Выбрать главу

Как только мой взгляд уловил в темных глазах узнавание, а в кривой усмешке распознал издевательское превосходство, в тот же момент, я, сжав правую руку кулак, впечатал прямо в нос. Удар получился точным и мощным настолько, что окружающее пространство хвойного леса наполнилось мерзким звуком хруста сломанной кости.

И я точно знаю, что это только начало, потому что нутро горит даже не желанием, а жизненно важной потребностью, чтобы эта тварь, заплатила кровью, за каждую слезинку, пророненную моей женщиной и нашими матерями, за каждую перегоревшую нервную клеточку её и мою, за каждую минуту отчаянья и боли, за каждую отчаянную мысль, за каждый седой волос на моей и отцовских головах.

Замахнулся ещё раз и ещё. На периферии сознание фиксировало, как ребята пытаются меня остановить, пробуют оттащить, но у них ничего не получается. Кто-то даже кричит «Дурак, остановись, сядешь ни за что!».

Но только тихий, почти шёпот родного голоса, нежный и надломленный всхлипом горючих слёз, смог отрезвить. Сашка, упав рядом на колени и сложив руки в молитвенном жесте, как заведённая повторяет лишь одну фразу «Тимочка, остановись, пожалуйста, остановись. Он того не стоит.»
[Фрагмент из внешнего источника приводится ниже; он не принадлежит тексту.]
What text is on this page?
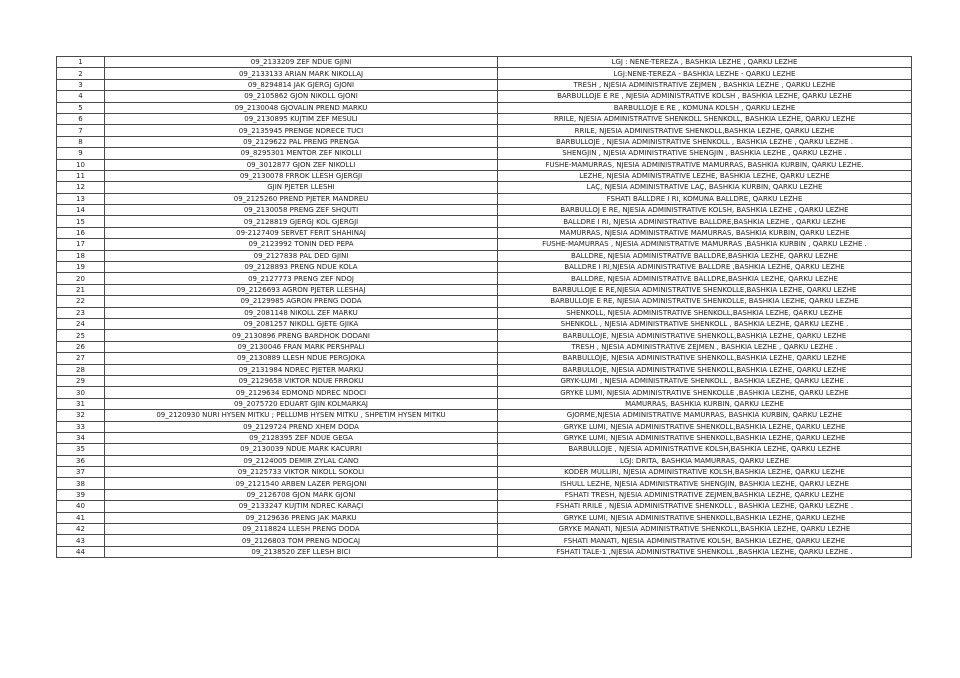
1	09_2133209 ZEF NDUE GJINI	LGJ : NENE-TEREZA , BASHKIA LEZHE , QARKU LEZHE
2	09_2133133 ARIAN MARK NIKOLLAJ	LGJ:NENE-TEREZA - BASHKIA LEZHE - QARKU LEZHE
3	09_8294814 JAK GJERGJ GJONI	TRESH , NJESIA ADMINISTRATIVE ZEJMEN , BASHKIA LEZHE , QARKU LEZHE
4	09_2105862 GJON NIKOLL GJONI	BARBULLOJE E RE , NJESIA ADMINISTRATIVE KOLSH , BASHKIA LEZHE, QARKU LEZHE
5	09_2130048 GJOVALIN PREND MARKU	BARBULLOJE E RE , KOMUNA KOLSH , QARKU LEZHE
6	09_2130895 KUJTIM ZEF MESULI	RRILE, NJESIA ADMINISTRATIVE SHENKOLL SHENKOLL, BASHKIA LEZHE, QARKU LEZHE
7	09_2135945 PRENGE NDRECE TUCI	RRILE, NJESIA ADMINISTRATIVE SHENKOLL,BASHKIA LEZHE, QARKU LEZHE
8	09_2129622 PAL PRENG PRENGA	BARBULLOJE , NJESIA ADMINISTRATIVE SHENKOLL , BASHKIA LEZHE , QARKU LEZHE .
9	09_8295301 MENTOR ZEF NIKOLLI	SHENGJIN , NJESIA ADMINISTRATIVE SHENGJIN , BASHKIA LEZHE , QARKU LEZHE .
10	09_3012877 GJON ZEF NIKOLLI	FUSHE-MAMURRAS, NJESIA ADMINISTRATIVE MAMURRAS, BASHKIA KURBIN, QARKU LEZHE.
11	09_2130078 FRROK LLESH GJERGJI	LEZHE, NJESIA ADMINISTRATIVE LEZHE, BASHKIA LEZHE, QARKU LEZHE
12	GJIN PJETER LLESHI	LAÇ, NJESIA ADMINISTRATIVE LAÇ, BASHKIA KURBIN, QARKU LEZHE
13	09_2125260 PREND PJETER MANDREU	FSHATI BALLDRE I RI, KOMUNA BALLDRE, QARKU LEZHE
14	09_2130058 PRENG ZEF SHQUTI	BARBULLOJ E RE, NJESIA ADMINISTRATIVE KOLSH, BASHKIA LEZHE , QARKU LEZHE
15	09_2128819 GJERGJ KOL GJERGJI	BALLDRE I RI, NJESIA ADMINISTRATIVE BALLDRE,BASHKIA LEZHE , QARKU LEZHE
16	09-2127409 SERVET FERIT SHAHINAJ	MAMURRAS, NJESIA ADMINISTRATIVE MAMURRAS, BASHKIA KURBIN, QARKU LEZHE
17	09_2123992 TONIN DED PEPA	FUSHE-MAMURRAS , NJESIA ADMINISTRATIVE MAMURRAS ,BASHKIA KURBIN , QARKU LEZHE .
18	09_2127838 PAL DED GJINI	BALLDRE, NJESIA ADMINISTRATIVE BALLDRE,BASHKIA LEZHE, QARKU LEZHE
19	09_2128893 PRENG NDUE KOLA	BALLDRE I RI,NJESIA ADMINISTRATIVE BALLDRE ,BASHKIA LEZHE, QARKU LEZHE
20	09_2127773 PRENG ZEF NDOJ	BALLDRE, NJESIA ADMINISTRATIVE BALLDRE,BASHKIA LEZHE, QARKU LEZHE
21	09_2126693 AGRON PJETER LLESHAJ	BARBULLOJE E RE,NJESIA ADMINISTRATIVE SHENKOLLE,BASHKIA LEZHE, QARKU LEZHE
22	09_2129985 AGRON PRENG DODA	BARBULLOJE E RE, NJESIA ADMINISTRATIVE SHENKOLLE, BASHKIA LEZHE, QARKU LEZHE
23	09_2081148 NIKOLL ZEF MARKU	SHENKOLL, NJESIA ADMINISTRATIVE SHENKOLL,BASHKIA LEZHE, QARKU LEZHE
24	09_2081257 NIKOLL GJETE GJIKA	SHENKOLL , NJESIA ADMINISTRATIVE SHENKOLL , BASHKIA LEZHE, QARKU LEZHE .
25	09_2130896 PRENG BARDHOK DODANI	BARBULLOJE, NJESIA ADMINISTRATIVE SHENKOLL,BASHKIA LEZHE, QARKU LEZHE
26	09_2130046 FRAN MARK PERSHPALI	TRESH , NJESIA ADMINISTRATIVE ZEJMEN , BASHKIA LEZHE , QARKU LEZHE .
27	09_2130889 LLESH NDUE PERGJOKA	BARBULLOJE, NJESIA ADMINISTRATIVE SHENKOLL,BASHKIA LEZHE, QARKU LEZHE
28	09_2131984 NDREC PJETER MARKU	BARBULLOJE, NJESIA ADMINISTRATIVE SHENKOLL,BASHKIA LEZHE, QARKU LEZHE
29	09_2129658 VIKTOR NDUE FRROKU	GRYK-LUMI , NJESIA ADMINISTRATIVE SHENKOLL , BASHKIA LEZHE, QARKU LEZHE .
30	09_2129634 EDMOND NDREC NDOCI	GRYKE LUMI, NJESIA ADMINISTRATIVE SHENKOLLE ,BASHKIA LEZHE, QARKU LEZHE
31	09_2075720 EDUART GJIN KOLMARKAJ	MAMURRAS, BASHKIA KURBIN, QARKU LEZHE
32	09_2120930 NURI HYSEN MITKU ; PELLUMB HYSEN MITKU , SHPETIM HYSEN MITKU	GJORME,NJESIA ADMINISTRATIVE MAMURRAS, BASHKIA KURBIN, QARKU LEZHE
33	09_2129724 PREND XHEM DODA	GRYKE LUMI, NJESIA ADMINISTRATIVE SHENKOLL,BASHKIA LEZHE, QARKU LEZHE
34	09_2128395 ZEF NDUE GEGA	GRYKE LUMI, NJESIA ADMINISTRATIVE SHENKOLL,BASHKIA LEZHE, QARKU LEZHE
35	09_2130039 NDUE MARK KACURRI	BARBULLOJE , NJESIA ADMINISTRATIVE KOLSH,BASHKIA LEZHE, QARKU LEZHE
36	09_2124005 DEMIR ZYLAL CANO	LGJ: DRITA, BASHKIA MAMURRAS, QARKU LEZHE
37	09_2125733 VIKTOR NIKOLL SOKOLI	KODER MULLIRI, NJESIA ADMINISTRATIVE KOLSH,BASHKIA LEZHE, QARKU LEZHE
38	09_2121540 ARBEN LAZER PERGJONI	ISHULL LEZHE, NJESIA ADMINISTRATIVE SHENGJIN, BASHKIA LEZHE, QARKU LEZHE
39	09_2126708 GJON MARK GJONI	FSHATI TRESH, NJESIA ADMINISTRATIVE ZEJMEN,BASHKIA LEZHE, QARKU LEZHE
40	09_2133247 KUJTIM NDREC KARAÇI	FSHATI RRILE , NJESIA ADMINISTRATIVE SHENKOLL , BASHKIA LEZHE, QARKU LEZHE .
41	09_2129636 PRENG JAK MARKU	GRYKE LUMI, NJESIA ADMINISTRATIVE SHENKOLL,BASHKIA LEZHE, QARKU LEZHE
42	09_2118824 LLESH PRENG DODA	GRYKE MANATI, NJESIA ADMINISTRATIVE SHENKOLL,BASHKIA LEZHE, QARKU LEZHE
43	09_2126803 TOM PRENG NDOCAJ	FSHATI MANATI, NJESIA ADMINISTRATIVE KOLSH, BASHKIA LEZHE, QARKU LEZHE
44	09_2138520 ZEF LLESH BICI	FSHATI TALE-1 ,NJESIA ADMINISTRATIVE SHENKOLL ,BASHKIA LEZHE, QARKU LEZHE .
Я остановился, несколькими вдохами прогнав кровавое наваждение, брезгливо отбросил от себя Ворона, как падаль. Хотя почему как? Он и есть самая настоящая падаль.
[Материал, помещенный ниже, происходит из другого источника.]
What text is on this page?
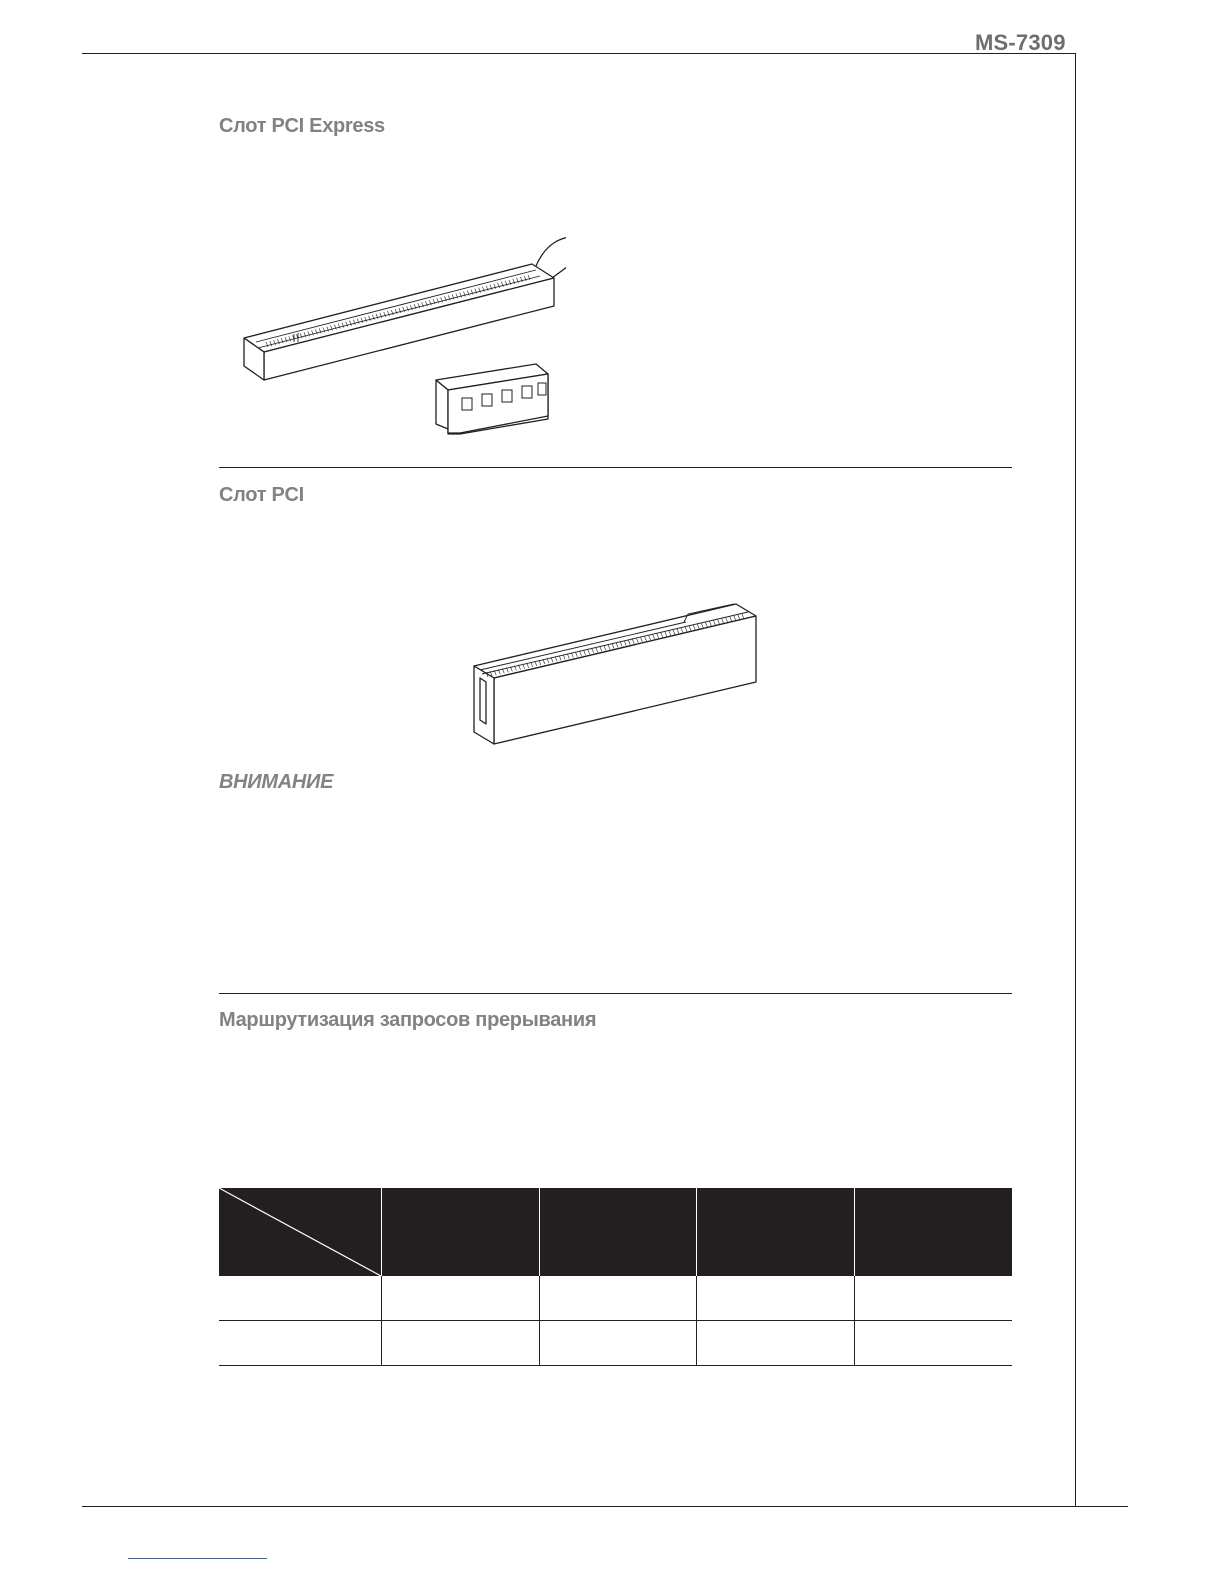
MS-7309
Слот PCI Express
Слот PCI
ВНИМАНИЕ
Маршрутизация запросов прерывания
Отыскал глазами островок не оттаявшего снега, смыл кровь с рук и сгрёб свою златовласку в медвежьи объятия. Саня тихо всхлипнув, зарылась носом где-то под мышку, обняла торс, а я как наркоман, окунулся лицом в золотистую копну волос, и вдыхаю родной и такой отчаянно необходимый для меня запах черники.

Облегчение пронизанное нитями счастья распирает изнутри, оглушает и сужает вселенную до размера маленькой точки в которой есть только мы. Я, моя девочка и пинающиеся карапузы в огромном пузе. Моя… Мои… Моё счастье, моя вселенная, моя жизнь, моё всё.

Мою эйфорию прерывает громкий звук выстрела, картинка нашей вселенной резко крошиться и звенит, как битый хрусталь, жгучая боль прошивает область плеча, а после чёрным платком на глаза опускается гнетущая пустая темнота.

В это же время, ресторан Корона.

Элизабет Керрол

Небольшой зал ресторана Корона, оформленный в кремово-бежевые тона, совсем не изменился, словно с тех пор, как он впервые был открыт для посетителей, минуло каких-то жалких пару часов, а не больше четверти века.

Ни одна мелочь не была изменена или сдвинута с места. Те же белые кожаные диванчики с мягкой высокой спинкой, круглые тёмно-коричневые ольховые столики. Сейчас - старомодные, а тогда - жутко модные люстры в пять розеток с имитацией цветков колокольчика, свисают из оббитого тёмным деревом потолка. Пол, покрыт светлым паркетом, стены выкрашены белой краской и огромные широкие витражные окна. Мелкий декор, призванный вносить в обстановку ощущение уюта, тоже не изменился, да что там говорить, посуда, и та была, того же качества и расцветки, что выбирала Алина, дочь её лучшей подруги.

Жуткое ощущение дежавю, изморозью прошло по телу, рождая желчную горечь, что комом встала в горле. Заняв, когда-то любимое место, возле окна за дальним столиком, поборов внезапно сковавшую оторопь, качнула головой и тихо, про себя, прошептала: «Не то ты берёг в жизни, Данила. Ох, не то…».

Вышколенный официант, тут же подошёл и дежурной фразой «что желаете», немного встряхнул внутренний вакуум бессилия, что вот уже трое суток разъедает душу. Подняв голову, взглянула на молодого паренька, по привычке заказала крепкий чёрный кофе, а затем уставилась пустым взором в серость весеннего дня.

Не удивительно, что призраки прошлого, немедля дали о себе знать, нахлынули бурным потоком воспоминаний, словно почувствовали внутреннюю брешь, одномоментно разрушили привычную, почти вросшую в душу, маску безразличия и надменности.

Да, мне многие годы приходилось держать лицо и поддерживать имидж железной леди, чтобы ни в коем случае, не показать, что Элизабет Керрол тоже может быть больно, что и у неё есть сердце. Сердце, - которое вот, уже двадцать шесть лет как кровоточит и сочится - гнилой раной вины.

Я виновата в том, что не уберегла Алину, не сдержала обещание, данное единственной подруге перед её смертью. Надежду погубил рак, иссушил буквально за пару недель. Мужем Надежды был добрый мужчина, но бесхребетный и совсем не приспособленный к жизни художник.